Direct business accounted for just under 80 percent of revenue. The remaining 20 percent was generated with cooperation partners. In the first half of the fiscal year the business with cooperation partners increased by 41 percent over the weak equivalent period the previous year. This is due, above all, to the growth in revenue of the Semiconductor Manufacturing Technology business group (+27 percent over the prior year). The company generates most of its revenue outside Germany. In the first six months of the year ZEISS was particularly successful in the Asia/Pacific (APAC) region with revenue totaling EUR 419 million. This corresponds to growth of 15 percent* over the previous year (first half of 2012/13: EUR 395 million) when calculated on a comparable basis. In Germany ZEISS reported revenue amounting to EUR 256 million, an increase of five percent (first half of 2012/13: EUR 244 million).

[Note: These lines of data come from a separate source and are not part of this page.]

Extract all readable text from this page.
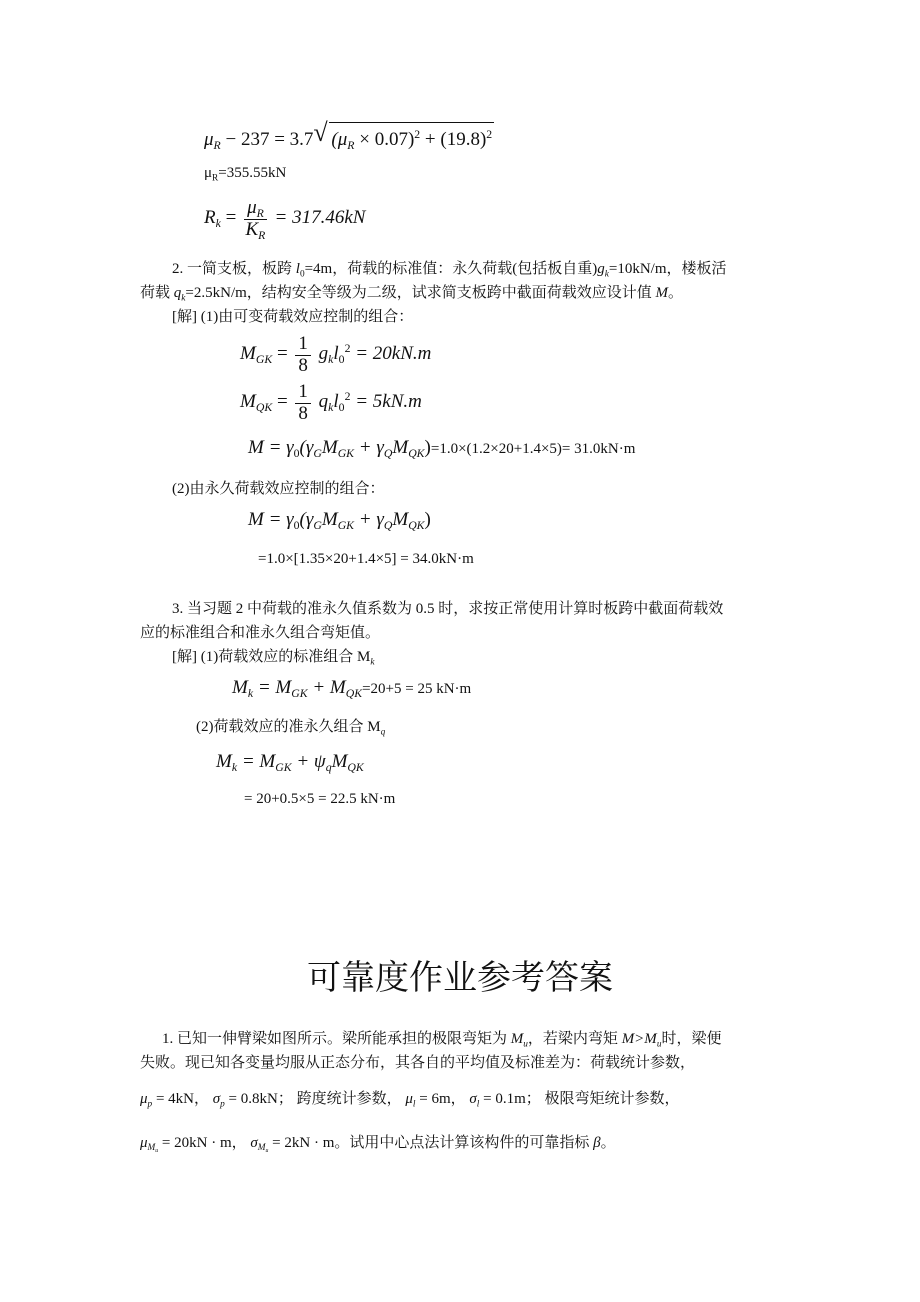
$\mu_R - 237 = 3.7$ √ $(\mu_R \times 0.07)^2 + (19.8)^2$
$\mu_R=355.55kN$
$R_k = \frac{\mu_R}{K_R} = 317.46kN$
2. 一简支板，板跨 $l_0=4m$，荷载的标准值：永久荷载(包括板自重)$g_k=10kN/m$，楼板活
荷载 $q_k=2.5kN/m$，结构安全等级为二级，试求简支板跨中截面荷载效应设计值 M。
[解] (1)由可变荷载效应控制的组合：
$M_{GK} = \frac{1}{8} g_kl_0^2 = 20kN.m$
$M_{QK} = \frac{1}{8} q_kl_0^2 = 5kN.m$
$M = \gamma_0(\gamma_GM_{GK} + \gamma_QM_{QK})=1.0\times(1.2\times 20+1.4\times 5)= 31.0kN\cdot m$
(2)由永久荷载效应控制的组合：
$M = \gamma_0(\gamma_GM_{GK} + \gamma_QM_{QK})$
=1.0×[1.35×20+1.4×5] = 34.0kN·m
3. 当习题 2 中荷载的准永久值系数为 0.5 时，求按正常使用计算时板跨中截面荷载效
应的标准组合和准永久组合弯矩值。
[解] (1)荷载效应的标准组合 $M_k$
$M_k = M_{GK} + M_{QK}=20+5 = 25$ kN·m
(2)荷载效应的准永久组合 $M_q$
$M_k = M_{GK} + \psi_qM_{QK}$
= 20+0.5×5 = 22.5 kN·m
可靠度作业参考答案
1. 已知一伸臂梁如图所示。梁所能承担的极限弯矩为 $M_u$，若梁内弯矩 $M>M_u$时，梁便
失败。现已知各变量均服从正态分布，其各自的平均值及标准差为：荷载统计参数，
$\mu_p = 4kN$， $\sigma_p = 0.8kN$； 跨度统计参数， $\mu_l = 6m$， $\sigma_l = 0.1m$； 极限弯矩统计参数，
$\mu_{M_u} = 20kN \cdot m$， $\sigma_{M_u} = 2kN \cdot m$。试用中心点法计算该构件的可靠指标 β。
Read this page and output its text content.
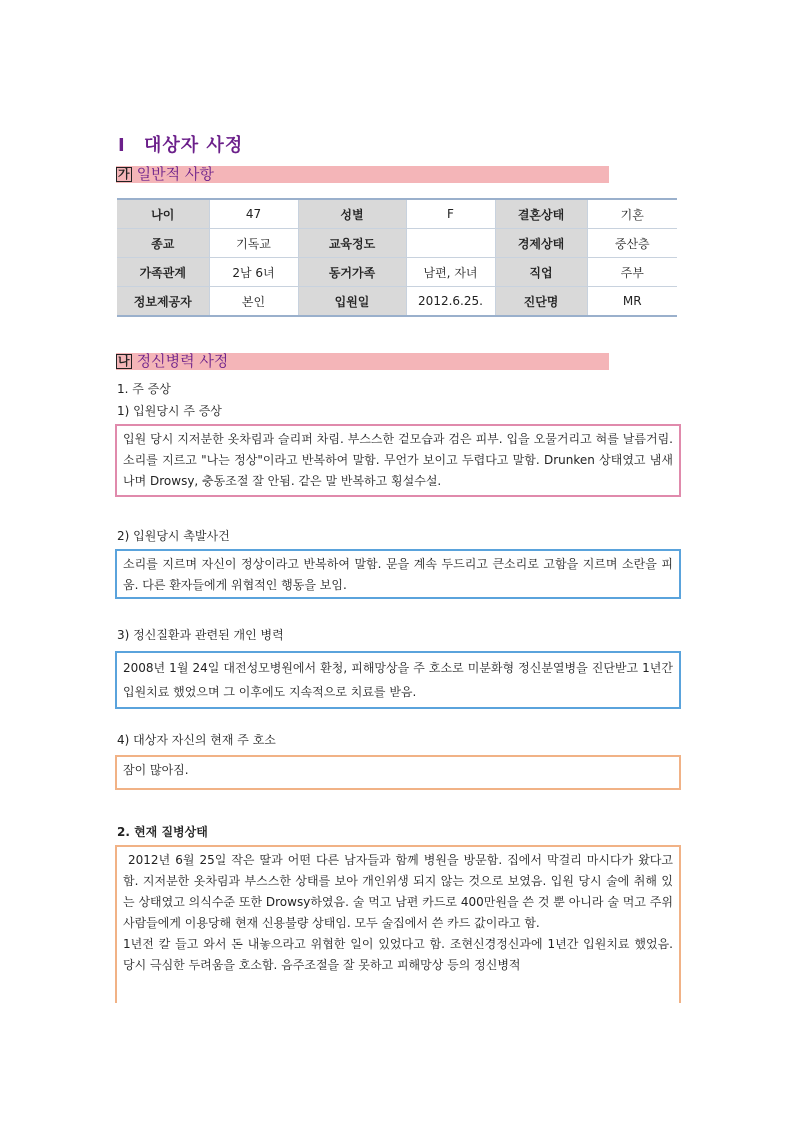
Ⅰ 대상자 사정
가 일반적 사항
나이	47	성별	F	결혼상태	기혼
종교	기독교	교육정도		경제상태	중산층
가족관계	2남 6녀	동거가족	남편, 자녀	직업	주부
정보제공자	본인	입원일	2012.6.25.	진단명	MR
나 정신병력 사정
1. 주 증상
1) 입원당시 주 증상

입원 당시 지저분한 옷차림과 슬리퍼 차림. 부스스한 겉모습과 검은 피부. 입을 오물거리고 혀를 날름거림. 소리를 지르고 "나는 정상"이라고 반복하여 말함. 무언가 보이고 두렵다고 말함. Drunken 상태였고 냄새나며 Drowsy, 충동조절 잘 안됨. 같은 말 반복하고 횡설수설.

2) 입원당시 촉발사건

소리를 지르며 자신이 정상이라고 반복하여 말함. 문을 계속 두드리고 큰소리로 고함을 지르며 소란을 피움. 다른 환자들에게 위협적인 행동을 보임.

3) 정신질환과 관련된 개인 병력

2008년 1월 24일 대전성모병원에서 환청, 피해망상을 주 호소로 미분화형 정신분열병을 진단받고 1년간 입원치료 했었으며 그 이후에도 지속적으로 치료를 받음.

4) 대상자 자신의 현재 주 호소

잠이 많아짐.

2. 현재 질병상태

2012년 6월 25일 작은 딸과 어떤 다른 남자들과 함께 병원을 방문함. 집에서 막걸리 마시다가 왔다고 함. 지저분한 옷차림과 부스스한 상태를 보아 개인위생 되지 않는 것으로 보였음. 입원 당시 술에 취해 있는 상태였고 의식수준 또한 Drowsy하였음. 술 먹고 남편 카드로 400만원을 쓴 것 뿐 아니라 술 먹고 주위사람들에게 이용당해 현재 신용불량 상태임. 모두 술집에서 쓴 카드 값이라고 함.

1년전 칼 들고 와서 돈 내놓으라고 위협한 일이 있었다고 함. 조현신경정신과에 1년간 입원치료 했었음. 당시 극심한 두려움을 호소함. 음주조절을 잘 못하고 피해망상 등의 정신병적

In the first half of fiscal year 2013/14 ZEISS invested EUR 67 million in property, plant and equipment (first half of 2012/13: EUR 107 million). These compared to depreciations totaling EUR 71 million (first half of 2012/13: EUR 65 million). After the end of the first six months net liquidity totaled EUR 128 million (first half of 2012/13: EUR 211 million). "The decrease in net liquidity is attributable to special effects," explained Thomas Spitzenpfeil, CFO of Carl Zeiss AG. "This reflects acquisitions and negative currency effects."
After the heavy investments of the prior year, the free cash flow is now clearly positive again and totals EUR 101 million (first half of 2012/13: EUR −34 million). After the first six months of the fiscal year the company's equity amounted to over one billion euros, equating to an equity ratio of 24 percent.